I recommend checking things you stick in the back of the fridge, whether dinner left-overs or seeds. And not only for mold. One of the containers of seeds was too wet, the peat soggy, not just nicely moist. I could have poured out some excess moisture if I had checked.

Shoot. I forgot to note which one was the soggy one. Dang!!! Without keeping good records it's harder to learn anything. Anyway at least I labeled them by origin.

I'd like to propagate "our" tree before it keels over. Never seems right to me, the thought that I "own" these plants that grow here all by themselves - but still, I do somehow care about them more than the plants that grow outside our boundary line! How strange is that?

Anyway. This time, no mold - or just a touch perhaps. Maybe it was perlite.

Madia elegans - Common Madia


I’ve been saving but never sowing seeds of this very attractive Madia for a long time - finally I sowed some! I gathered a few more a few days ago, as I was out walking Duncan. It grows in an open sunny spot near some oaks and old orchard trees:

And I'm hoping it will like it in the upper part of the north garden where it's quite sunny in places.
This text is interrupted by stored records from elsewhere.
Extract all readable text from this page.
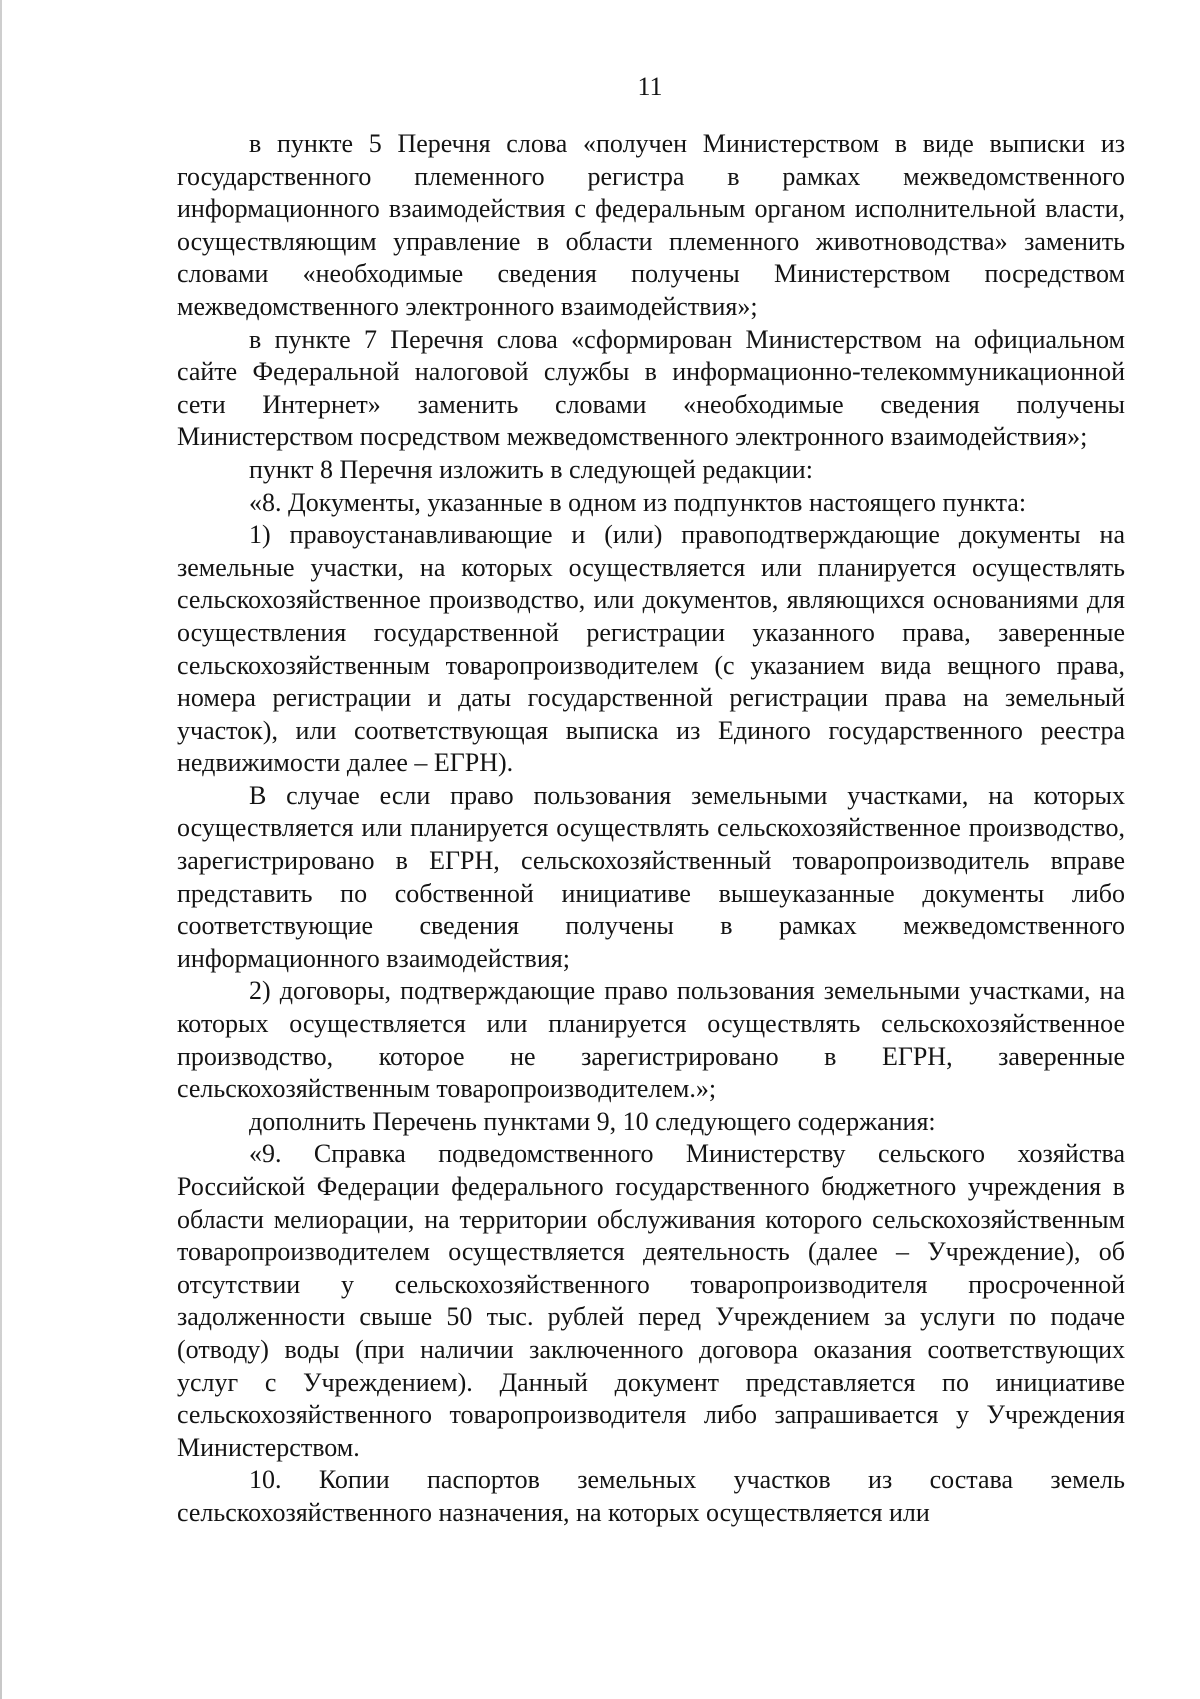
11

в пункте 5 Перечня слова «получен Министерством в виде выписки из государственного племенного регистра в рамках межведомственного информационного взаимодействия с федеральным органом исполнительной власти, осуществляющим управление в области племенного животноводства» заменить словами «необходимые сведения получены Министерством посредством межведомственного электронного взаимодействия»;

в пункте 7 Перечня слова «сформирован Министерством на официальном сайте Федеральной налоговой службы в информационно-телекоммуникационной сети Интернет» заменить словами «необходимые сведения получены Министерством посредством межведомственного электронного взаимодействия»;

пункт 8 Перечня изложить в следующей редакции:

«8. Документы, указанные в одном из подпунктов настоящего пункта:

1) правоустанавливающие и (или) правоподтверждающие документы на земельные участки, на которых осуществляется или планируется осуществлять сельскохозяйственное производство, или документов, являющихся основаниями для осуществления государственной регистрации указанного права, заверенные сельскохозяйственным товаропроизводителем (с указанием вида вещного права, номера регистрации и даты государственной регистрации права на земельный участок), или соответствующая выписка из Единого государственного реестра недвижимости далее – ЕГРН).

В случае если право пользования земельными участками, на которых осуществляется или планируется осуществлять сельскохозяйственное производство, зарегистрировано в ЕГРН, сельскохозяйственный товаропроизводитель вправе представить по собственной инициативе вышеуказанные документы либо соответствующие сведения получены в рамках межведомственного информационного взаимодействия;

2) договоры, подтверждающие право пользования земельными участками, на которых осуществляется или планируется осуществлять сельскохозяйственное производство, которое не зарегистрировано в ЕГРН, заверенные сельскохозяйственным товаропроизводителем.»;

дополнить Перечень пунктами 9, 10 следующего содержания:

«9. Справка подведомственного Министерству сельского хозяйства Российской Федерации федерального государственного бюджетного учреждения в области мелиорации, на территории обслуживания которого сельскохозяйственным товаропроизводителем осуществляется деятельность (далее – Учреждение), об отсутствии у сельскохозяйственного товаропроизводителя просроченной задолженности свыше 50 тыс. рублей перед Учреждением за услуги по подаче (отводу) воды (при наличии заключенного договора оказания соответствующих услуг с Учреждением). Данный документ представляется по инициативе сельскохозяйственного товаропроизводителя либо запрашивается у Учреждения Министерством.

10. Копии паспортов земельных участков из состава земель сельскохозяйственного назначения, на которых осуществляется или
I sowed three flats of the various small seeds, and put the rest of the seeds into two inch pots, a few seeds per. All the 2 inch pots are held fairly securely in a seed flat.


Keeping them in the greenhouse is a bit - gratuitous - but hey, I'm playing with my new toy!

All the same, I was quite glad they were out of the wind and rain - and HAIL! that we had last night. I hope I can keep them happy. I'm eagerly looking forward to at least a few germinating and making it to the garden.

Comments

Christine said…
Wow, a whirlwind of activity! If the E. nudum is anything like my E. grande rubescens, you'll have millions of tiny sprouts coming. Every bit of mulch now has kajillions of baby Eriogonums waiting to be given away to happy gardeners. (ie, someone come take my plants please!) I love the M. guttatus! So happy! And that greenhouse- can't get over how gorgeous it is!
Anonymous said…
The greenhouse looks like it's getting excellent use! Thank you for the very handy lesson on extracting seeds from my monkeyflowers and buckwheats and tarweeds - I should get started on that, now that I know how! Generally when plants don't produce obvious, visible seeds, I've just left them to their own devices and hoped they would self-sow.
Country Mouse said…
I'm looking forward to millions of tiny sprouts for sure, Christine. Glad you got some value from the post, QBC. For the tiny seeds that were easy to extract, I mix em with sand - you prob know that trick right? and then scatter the sand/seed mix. Happy planting!
I also use the sand trick - but I've been known to use sugar when there wasn't any sand handy, just in case anyone else is caught in the same bind.

Beautiful photos of the seeds and their plants, and thanks for identifying that sticky monkeyflower blight; I've seen it.

The Epilobium I have seen were growing in semi-shade. M. guttatus grows in standing water here, and seems to flower more with more sun.

I'm envious of your greenhouse and really impressed by all your native plantings - looking forward to seeing their progress.